The president explained to the businessmen in attendance that his administration was business-friendly owing to tax cuts and regulatory reform. He suggested that investment in America was a good bet.

“We are freeing our businesses and workers so they can thrive and flourish as never before. We are creating an environment that attracts capital, invites investment and rewards production. America is the place to do business — so come to America where you can innovate, create and build.”

Trump also addressed his “America first” positions. “I believe in America. As President of the United States, I will always put America first. Just like the leaders of other countries should put their countries first,” Trump said. “America first does not mean America alone.”

This year’s appearance may be an opportunity for the president to explain his steel and aluminum tariffs, which have contributed to uneasy trade relations with many countries around the world, most notably China. Chinese President Xi Jinping has not yet announced whether he will attend this year’s conference.

China and the United States are currently in the middle of a 90-day “cease fire” in a so-called trade war, which many believe Trump instigated by levying tariffs on $250 billion in Chinese goods. The “cease fire” was agreed to during the G-20 summit in Buenos Aires earlier this month.

Last year, Trump hinted at those forthcoming actions during his speech at Davos. “We cannot have free and open trade if some countries exploit the system at the expense of others.

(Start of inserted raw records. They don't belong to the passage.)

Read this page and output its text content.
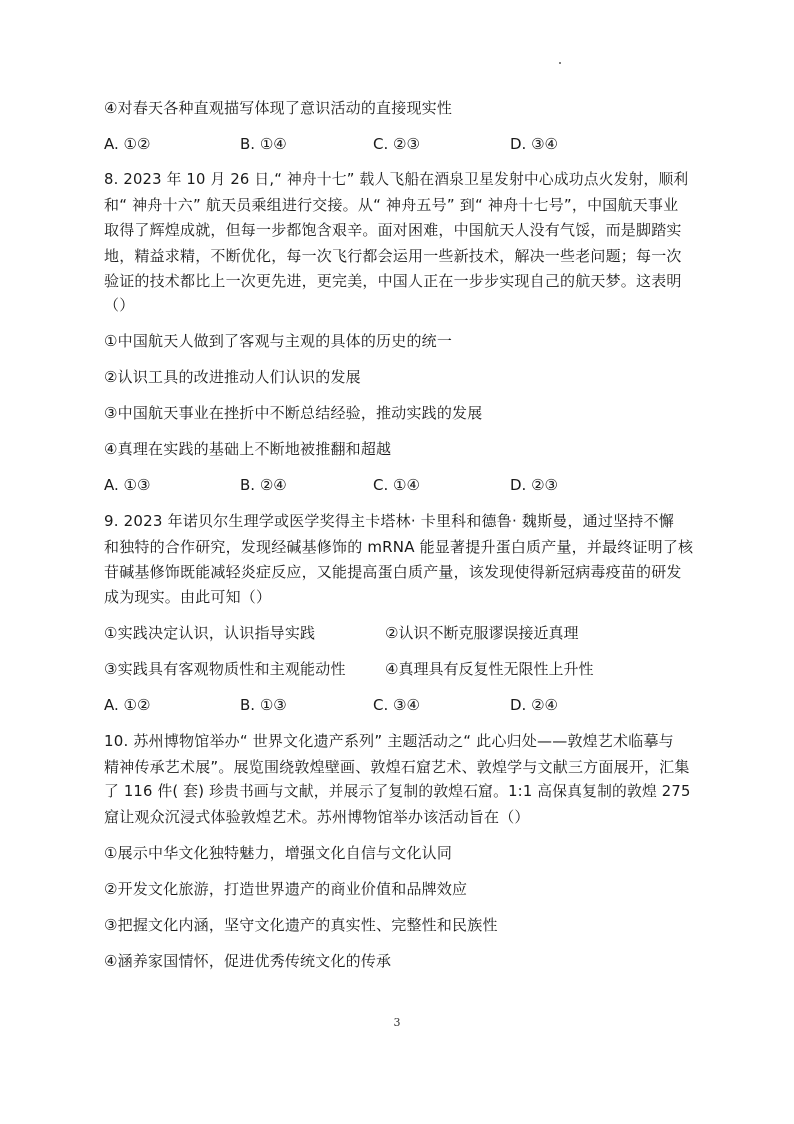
④对春天各种直观描写体现了意识活动的直接现实性
A. ①②	B. ①④	C. ②③	D. ③④
8. 2023 年 10 月 26 日,“ 神舟十七” 载人飞船在酒泉卫星发射中心成功点火发射，顺利
和“ 神舟十六” 航天员乘组进行交接。从“ 神舟五号” 到“ 神舟十七号”，中国航天事业
取得了辉煌成就，但每一步都饱含艰辛。面对困难，中国航天人没有气馁，而是脚踏实
地，精益求精，不断优化，每一次飞行都会运用一些新技术，解决一些老问题；每一次
验证的技术都比上一次更先进，更完美，中国人正在一步步实现自己的航天梦。这表明
（）
①中国航天人做到了客观与主观的具体的历史的统一
②认识工具的改进推动人们认识的发展
③中国航天事业在挫折中不断总结经验，推动实践的发展
④真理在实践的基础上不断地被推翻和超越
A. ①③	B. ②④	C. ①④	D. ②③
9. 2023 年诺贝尔生理学或医学奖得主卡塔林· 卡里科和德鲁· 魏斯曼，通过坚持不懈
和独特的合作研究，发现经碱基修饰的 mRNA 能显著提升蛋白质产量，并最终证明了核
苷碱基修饰既能减轻炎症反应，又能提高蛋白质产量，该发现使得新冠病毒疫苗的研发
成为现实。由此可知（）
①实践决定认识，认识指导实践	②认识不断克服谬误接近真理
③实践具有客观物质性和主观能动性	④真理具有反复性无限性上升性
A. ①②	B. ①③	C. ③④	D. ②④
10. 苏州博物馆举办“ 世界文化遗产系列” 主题活动之“ 此心归处——敦煌艺术临摹与
精神传承艺术展”。展览围绕敦煌壁画、敦煌石窟艺术、敦煌学与文献三方面展开，汇集
了 116 件( 套) 珍贵书画与文献，并展示了复制的敦煌石窟。1:1 高保真复制的敦煌 275
窟让观众沉浸式体验敦煌艺术。苏州博物馆举办该活动旨在（）
①展示中华文化独特魅力，增强文化自信与文化认同
②开发文化旅游，打造世界遗产的商业价值和品牌效应
③把握文化内涵，坚守文化遗产的真实性、完整性和民族性
④涵养家国情怀，促进优秀传统文化的传承
3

We support free trade, but it needs to be fair and reciprocal.”

Without naming China specifically, Trump singled out several of China’s most egregious trade practices. “The United States will no longer turn a blind eye to unfair economic practices, including massive intellectual property theft, industrial subsidies and pervasive state-led economic planning.”

On its face, the decision to attend this globalist conference might make “America-firsters” somewhat uneasy. But as Trump’s attendance at the same conference last year showed, acknowledging that the organization exists does not necessarily mean he’s a part of it. As a businessman himself, the business aspect of this conference probably appeals to Trump. The business leaders whom Trump will deal with at the conference are his kind of people.

It’s unlikely that Trump and his team will go to Switzerland to surrender American sovereignty to globalists. As a businessman, Trump understands the value of making an appearance at conferences such as these, if only to let the world know that we’re still here and we’re keeping an eye on things.